The State Liquor Store, a staple in the Shaw’s Plaza, closed Thursday, part of a move to get state government out of the liquor business. Eight remaining stores will close by November, according to Pamela Coutts, acting director at the Bureau of Alcoholic Beverages.

Stores are closing as workers find other jobs with the state, she said.

The manager here found a job with Maine Revenue Services. Burke said she’ll move to Brunswick, to work at that State Liquor Store until it’s out of business. She’s been with the system for 16 years.

This location sold between 5,000 and 6,000 bottles a week, she said. “A lot of people are asking where they’re going to get their liquor now.”

She’s also heard people complain that they don’t like walking through the agency stores licensed to sell liquor. In bigger stores they have to wait in line. Here, they were right in and right out.

Consumer variety could also take a hit with the state store closures.

Agency stores are required to have a minimum of 100 different coded products on the shelf. (That’s not the same as brands; one brand could have several sizes and therefore several codes.)

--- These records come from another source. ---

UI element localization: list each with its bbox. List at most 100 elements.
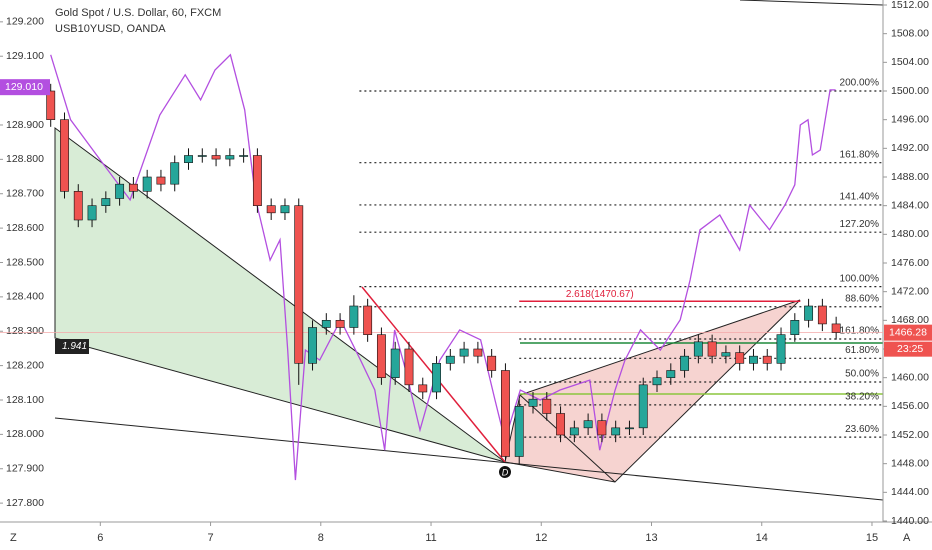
compare-line — [50, 53, 836, 481]
x-tick-label: 7 — [207, 532, 213, 544]
candle-body — [404, 348, 414, 386]
y-tick-label: 1468.00 — [891, 314, 929, 326]
candle-body — [459, 348, 469, 357]
compare-title: USB10YUSD, OANDA — [55, 23, 166, 35]
candle-body — [363, 305, 373, 335]
x-tick-label: 15 — [866, 532, 878, 544]
candle-body — [680, 355, 690, 371]
y2-tick-label: 128.900 — [6, 119, 44, 131]
y2-tick-label: 128.200 — [6, 359, 44, 371]
y-tick-label: 1512.00 — [891, 0, 929, 11]
y2-tick-label: 128.500 — [6, 256, 44, 268]
y2-tick-label: 128.000 — [6, 428, 44, 440]
y-tick-label: 1476.00 — [891, 257, 929, 269]
x-tick-label: 12 — [535, 532, 547, 544]
y2-tick-label: 128.700 — [6, 188, 44, 200]
candle-body — [611, 427, 621, 436]
candle-body — [542, 398, 552, 414]
fib-label: 61.80% — [845, 345, 879, 356]
candle-body — [693, 341, 703, 357]
candle-body — [321, 320, 331, 328]
ratio-label: 1.941 — [62, 341, 87, 352]
y2-tick-label: 129.200 — [6, 16, 44, 28]
candle-body — [762, 355, 772, 364]
candle-body — [266, 205, 276, 214]
y-tick-label: 1488.00 — [891, 171, 929, 183]
symbol-title: Gold Spot / U.S. Dollar, 60, FXCM — [55, 7, 221, 19]
compare-badge — [0, 79, 50, 96]
fib-label: 161.80% — [840, 149, 880, 160]
candle-body — [128, 183, 138, 192]
candle-body — [445, 355, 455, 364]
candle-body — [418, 384, 428, 393]
ratio-badge — [55, 339, 89, 354]
candle-body — [252, 155, 262, 206]
point-marker — [499, 466, 511, 478]
fib-label: 200.00% — [840, 78, 880, 89]
candle-body — [115, 183, 125, 199]
y2-tick-label: 128.100 — [6, 394, 44, 406]
candle-body — [156, 176, 166, 185]
candle-body — [73, 191, 83, 221]
corner-label[interactable]: Z — [10, 532, 17, 544]
fib-label: 100.00% — [840, 273, 880, 284]
x-tick-label: 8 — [318, 532, 324, 544]
candle-body — [652, 377, 662, 386]
y2-tick-label: 129.100 — [6, 50, 44, 62]
candle-body — [556, 413, 565, 436]
candle-body — [170, 162, 180, 185]
compare-badge-label: 129.010 — [5, 81, 43, 93]
y-tick-label: 1448.00 — [891, 457, 929, 469]
x-tick-label: 13 — [645, 532, 657, 544]
x-tick-label: 11 — [425, 532, 436, 544]
candle-body — [831, 323, 841, 333]
candle-body — [308, 327, 317, 364]
x-tick-label: 14 — [756, 532, 768, 544]
candle-body — [638, 384, 648, 429]
y-tick-label: 1452.00 — [891, 429, 929, 441]
countdown-label: 23:25 — [897, 343, 923, 355]
fib-label: 23.60% — [845, 424, 879, 435]
fib-label: 38.20% — [845, 392, 879, 403]
candle-body — [142, 176, 152, 192]
candle-body — [432, 363, 441, 393]
y-tick-label: 1500.00 — [891, 85, 929, 97]
candle-body — [211, 155, 221, 160]
candle-body — [60, 119, 69, 192]
candle-body — [790, 320, 800, 335]
y-tick-label: 1480.00 — [891, 228, 929, 240]
fib-label: 127.20% — [840, 219, 880, 230]
candle-body — [46, 90, 56, 120]
candle-body — [514, 406, 524, 457]
y-tick-label: 1496.00 — [891, 113, 929, 125]
candle-body — [707, 341, 717, 357]
target-label: 2.618(1470.67) — [566, 289, 634, 300]
fib-label: 141.40% — [840, 192, 880, 203]
pattern-xabcd — [54, 127, 506, 463]
y-tick-label: 1444.00 — [891, 486, 929, 498]
point-label: D — [502, 467, 509, 477]
candle-body — [666, 370, 676, 378]
trend-line — [54, 417, 884, 501]
candle-body — [583, 420, 593, 429]
y-tick-label: 1504.00 — [891, 56, 929, 68]
candle-body — [528, 398, 538, 407]
y2-tick-label: 127.900 — [6, 463, 44, 475]
corner-label[interactable]: A — [903, 532, 911, 544]
countdown-badge — [884, 341, 932, 357]
candle-body — [87, 205, 97, 221]
candle-body — [749, 355, 758, 364]
candle-body — [804, 305, 814, 321]
y2-tick-label: 128.600 — [6, 222, 44, 234]
candle-body — [280, 205, 290, 214]
trend-line — [739, 0, 884, 6]
candle-body — [349, 305, 359, 328]
price-badge — [884, 324, 932, 341]
y-tick-label: 1508.00 — [891, 27, 929, 39]
candle-body — [197, 155, 207, 157]
y2-tick-label: 128.400 — [6, 291, 44, 303]
y2-tick-label: 128.800 — [6, 153, 44, 165]
candle-body — [390, 348, 400, 378]
candle-body — [335, 320, 345, 328]
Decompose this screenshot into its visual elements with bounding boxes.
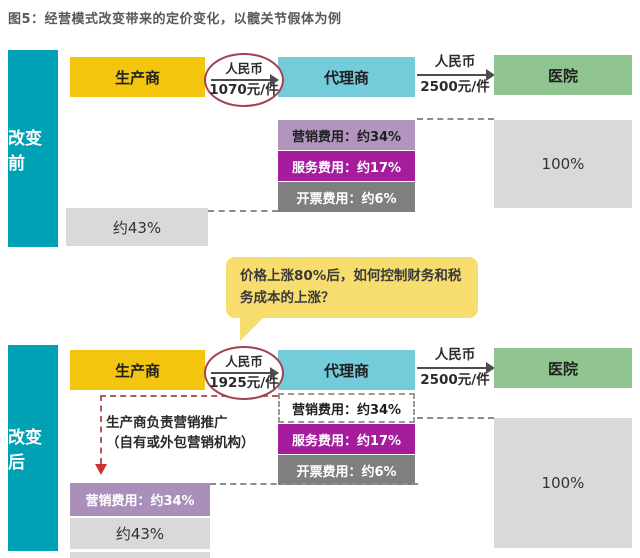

But the State Liquor Store here stocked 1,200 codes. A spokeswoman for Hannaford, the state’s largest grocery chain, said it keeps about 480 in most stores.

Coutts said she isn’t too worried. “I think many of the agency stores carry the most popular brands.”

Over five years, liquor sales in Maine have slowly increased, as has consumption. It’s been the state’s marketing strategy to increase the dollar amount sold by encouraging people to trade up to premium products versus consuming more liquor, she said.

As business wound down in Auburn, there was no sales blowout. Maine is one of 19 jurisdictions that regulates the sale of liquor. Prices, even sales, have to be the same everywhere.

Burke started Thursday with 350 bottles left. The last few weeks have pushed slow-moving brands, like Mr. Boston whiskey, she said. Fourteen bottles had sat on the shelf for a year. Now, there were three left as Mr. Boston became the whisky of last resort.

A spokesman for Shaw’s, which owns the plaza at 600 Center St., did not return calls asking what, if any, tenant is lined up for the now-vacant storefront sandwiched between Key Bank and Gregory’s hair, nail and day spa.

In February, when Gov. John Baldacci proposed closing the last of the state liquor stores for budget reasons, he wrote in an address to lawmakers: “The private sector has proven it can run Maine’s liquor business with the same scrutiny and greater efficiency and the state simply no longer needs to engage in this business.”